Rule question about custom commands
7 years ago
England

Are we allowed to use custom things like toggles and multi-stroke commands? I can't see a rule either way, but I don't want to start learning to use them if they are banned.

British Columbia, Canada

My opinion is no because it's not in the spirit of speedrunning. But it's just one opinion.

Georgia, USA

Probably not. Do you have any exapmles of what you had in mind?

England

Weapons you can quickly tap shoot can be automated (for example super meat gun, polaris and potion of gun friendship allow you to shoot very quickly). A toggle would allow you to fire at max rate whilst focusing on movement (turbo button). Similarly you could set up multi-stroke commands to do things like automate charge weapons like the sling and megahand, which would mostly be useful for bosses, again to focus on movement.

I don't think it would allow you to do things you couldn't normally, but can see how removing some of the skill may be considered against the spirit of speedrunning.

Georgia, USA

Oh things like that, probably best not to use those yeah.

England

Using tools or devices outside the game's usual parameters is a no-no - so things like the auto-aim given by the game are fine, but having some sort of aimbot or other device would not be allowed.

For other devices, think about it this way: for a non-procedurally-generated game, one could technically map all inputs to a single press of a button and complete it frame-perfectly (which would wind up as a TAS, I guess) which would be similarly barred, albeit on a larger scale than that proposed.

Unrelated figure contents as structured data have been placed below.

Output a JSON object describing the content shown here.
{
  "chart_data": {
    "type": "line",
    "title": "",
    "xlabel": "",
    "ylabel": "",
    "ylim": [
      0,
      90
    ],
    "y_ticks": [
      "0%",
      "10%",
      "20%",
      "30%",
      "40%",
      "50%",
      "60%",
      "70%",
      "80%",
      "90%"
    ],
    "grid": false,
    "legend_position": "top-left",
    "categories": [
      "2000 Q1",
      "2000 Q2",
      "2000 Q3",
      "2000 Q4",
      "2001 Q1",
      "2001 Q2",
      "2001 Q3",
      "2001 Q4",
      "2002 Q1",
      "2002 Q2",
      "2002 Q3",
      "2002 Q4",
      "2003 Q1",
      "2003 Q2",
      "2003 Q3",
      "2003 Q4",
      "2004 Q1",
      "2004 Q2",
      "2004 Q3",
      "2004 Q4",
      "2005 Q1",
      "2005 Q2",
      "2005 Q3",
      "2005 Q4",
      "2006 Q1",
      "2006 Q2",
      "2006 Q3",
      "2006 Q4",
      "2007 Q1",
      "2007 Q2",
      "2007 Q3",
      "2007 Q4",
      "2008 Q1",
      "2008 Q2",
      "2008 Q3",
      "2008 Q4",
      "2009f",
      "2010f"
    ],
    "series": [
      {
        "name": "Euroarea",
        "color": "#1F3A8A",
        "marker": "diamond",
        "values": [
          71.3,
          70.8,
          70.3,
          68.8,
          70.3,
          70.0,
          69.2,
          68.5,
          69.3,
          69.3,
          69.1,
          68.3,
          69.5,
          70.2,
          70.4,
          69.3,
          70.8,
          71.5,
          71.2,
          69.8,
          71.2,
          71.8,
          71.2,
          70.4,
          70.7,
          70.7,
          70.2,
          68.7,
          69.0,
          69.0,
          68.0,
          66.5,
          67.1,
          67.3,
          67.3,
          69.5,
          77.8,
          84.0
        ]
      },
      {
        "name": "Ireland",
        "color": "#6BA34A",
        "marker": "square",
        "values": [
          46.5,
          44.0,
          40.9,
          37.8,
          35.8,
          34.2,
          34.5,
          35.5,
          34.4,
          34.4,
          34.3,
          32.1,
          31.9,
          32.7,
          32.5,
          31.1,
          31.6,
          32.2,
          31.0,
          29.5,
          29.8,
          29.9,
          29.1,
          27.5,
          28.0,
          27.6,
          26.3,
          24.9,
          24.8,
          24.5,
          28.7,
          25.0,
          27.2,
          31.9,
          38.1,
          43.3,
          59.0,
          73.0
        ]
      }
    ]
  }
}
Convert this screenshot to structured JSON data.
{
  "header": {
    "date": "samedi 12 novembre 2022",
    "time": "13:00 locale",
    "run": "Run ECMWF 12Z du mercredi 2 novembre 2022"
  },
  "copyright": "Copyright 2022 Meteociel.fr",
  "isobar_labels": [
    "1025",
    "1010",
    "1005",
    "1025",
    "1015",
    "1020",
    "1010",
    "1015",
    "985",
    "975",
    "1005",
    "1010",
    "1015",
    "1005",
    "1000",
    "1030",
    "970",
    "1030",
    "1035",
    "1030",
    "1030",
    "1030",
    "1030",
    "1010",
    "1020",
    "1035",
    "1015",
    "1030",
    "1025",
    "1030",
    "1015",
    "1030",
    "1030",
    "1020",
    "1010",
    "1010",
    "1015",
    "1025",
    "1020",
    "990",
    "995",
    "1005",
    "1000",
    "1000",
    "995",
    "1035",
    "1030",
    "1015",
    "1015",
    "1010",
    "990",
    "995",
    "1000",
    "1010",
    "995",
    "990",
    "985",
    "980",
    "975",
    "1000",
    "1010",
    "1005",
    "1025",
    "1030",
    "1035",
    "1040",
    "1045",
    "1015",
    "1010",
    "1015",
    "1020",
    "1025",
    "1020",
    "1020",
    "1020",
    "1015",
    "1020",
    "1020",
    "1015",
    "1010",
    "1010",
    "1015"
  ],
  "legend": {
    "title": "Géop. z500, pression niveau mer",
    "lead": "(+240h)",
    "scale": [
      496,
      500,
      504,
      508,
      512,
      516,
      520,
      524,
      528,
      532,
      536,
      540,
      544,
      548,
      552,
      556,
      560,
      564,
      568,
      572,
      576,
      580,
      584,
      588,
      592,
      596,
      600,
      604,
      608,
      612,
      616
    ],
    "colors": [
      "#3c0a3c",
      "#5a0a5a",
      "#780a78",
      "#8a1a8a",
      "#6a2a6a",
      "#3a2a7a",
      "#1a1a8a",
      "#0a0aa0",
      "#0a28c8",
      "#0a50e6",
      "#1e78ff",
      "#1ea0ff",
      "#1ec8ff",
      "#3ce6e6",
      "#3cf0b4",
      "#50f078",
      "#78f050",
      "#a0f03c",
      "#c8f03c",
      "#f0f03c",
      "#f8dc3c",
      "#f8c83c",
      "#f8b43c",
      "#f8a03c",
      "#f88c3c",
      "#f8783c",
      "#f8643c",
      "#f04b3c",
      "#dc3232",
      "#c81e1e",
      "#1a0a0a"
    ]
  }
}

For a more comparable system, macros and macro-like functions such as those proposed are similarly barred, except for those games where these are built-in (I.E. the Smash Bros series with the GameCube controller - the c-stick is essentially a macro in input a direction and attack, but is built-in so it's fine).

Although it is for older console games, this is what SDA says on the matter: "Third-party controllers: You must only use features that are available on any controllers that were officially bundled with the system. Thus, turbo-fire is not allowed except for systems such as the TurboGrafx-16 that come with official turbo-fire controllers. Of course, if a game itself provides a turbo-fire option, then it may be used. " A turbo controller would have the same effect as the macro-like functions proposed and can be likened to my Smash Bros example, where the c-stick acts as the macro itself and thus is allowed.

tl;dr changing options and re-binding keys is fine, but no toggle, macro, multi-stroke shizzle

Edited by the author 7 years ago
bloodwhale likes this
Sweden

Seems like most people already responded. We don't really want runs to be TAS based, as a run should (in my opinion) still remain within human limits.